Bagaimana Informasi Menyebar?

Secara umum, informasi dapat disebarkan dengan dua pola sederhana: pola linear dan pola eksponensial.

Ilustrasi perbedaan hasil penyebaran melalui dua teknik ini dapat digambarkan secara sederhana dalam dua skenario berikut.

Skenario pertama menggambarkan penyebaran informasi secara linear. Misalnya, pada 1 Maret 2018 seorang bernama Mawar memberitahu tanggal pernikahannya kepada Melati. Sehari kemudian, Melati memberitahu informasi tersebut kepada Seroja. Lalu, Seroja melakukan hal serupa. Artinya, setiap satu orang yang mengetahui tanggal pernikahan Mawar akan memberi tahu informasi tersebut kepada satu orang lain pada hari berikutnya.

Sedangkan skenario kedua mengilustrasikan penyebaran informasi secara eksponensial. Misalnya, pada 1 Maret 2018 Mawar memberitahu tanggal pernikahannya kepada Melati dan Seroja. Sehari kemudian, Melati dan Seroja mengabarkan informasi tersebut, masing-masing kepada dua orang lain. Lalu, dua orang ini menyebarkan lagi masing-masing kepada dua orang lain. Artinya, setiap satu orang yang mengetahui tanggal pernikahan Mawar akan memberi tahu informasi tersebut kepada dua orang lain pada hari berikutnya.

Meski jumlah target berbeda satu orang, hasil dua skenario amat berbeda.

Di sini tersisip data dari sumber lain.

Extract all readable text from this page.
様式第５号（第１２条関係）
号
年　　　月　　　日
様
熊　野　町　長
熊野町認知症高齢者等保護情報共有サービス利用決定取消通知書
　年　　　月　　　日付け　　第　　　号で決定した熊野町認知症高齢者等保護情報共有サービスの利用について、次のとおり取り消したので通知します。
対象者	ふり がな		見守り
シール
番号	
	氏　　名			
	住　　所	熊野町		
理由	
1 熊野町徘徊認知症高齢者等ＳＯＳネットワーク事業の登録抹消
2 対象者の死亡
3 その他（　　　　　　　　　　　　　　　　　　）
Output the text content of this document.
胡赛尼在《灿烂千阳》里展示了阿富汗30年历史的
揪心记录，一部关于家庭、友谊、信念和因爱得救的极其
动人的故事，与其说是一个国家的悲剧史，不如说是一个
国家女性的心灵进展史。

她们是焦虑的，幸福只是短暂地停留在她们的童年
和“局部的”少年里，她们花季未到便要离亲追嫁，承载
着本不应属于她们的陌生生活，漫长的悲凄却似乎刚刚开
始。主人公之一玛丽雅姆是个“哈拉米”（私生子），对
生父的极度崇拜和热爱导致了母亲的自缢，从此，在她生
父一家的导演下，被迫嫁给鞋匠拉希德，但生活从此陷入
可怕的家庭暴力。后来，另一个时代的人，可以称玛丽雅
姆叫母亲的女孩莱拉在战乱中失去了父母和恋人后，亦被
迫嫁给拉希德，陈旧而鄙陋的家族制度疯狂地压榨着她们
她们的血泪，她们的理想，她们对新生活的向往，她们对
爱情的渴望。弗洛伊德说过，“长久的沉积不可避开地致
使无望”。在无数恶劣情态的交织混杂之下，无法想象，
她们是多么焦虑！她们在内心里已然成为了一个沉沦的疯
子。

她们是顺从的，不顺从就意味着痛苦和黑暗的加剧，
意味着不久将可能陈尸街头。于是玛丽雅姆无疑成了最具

Dalam skenario pertama, ada satu orang lain (Melati) yang tahu tanggal pernikahan Mawar pada hari ke-1. Sedangkan pada hari ke-2, jumlah yang tahu informasi tersebut menjadi 2 orang (Melati dan Seroja). Jika pola tersebut berulang, pada hari ke-30, akan ada 30 orang yang tahu informasi tersebut.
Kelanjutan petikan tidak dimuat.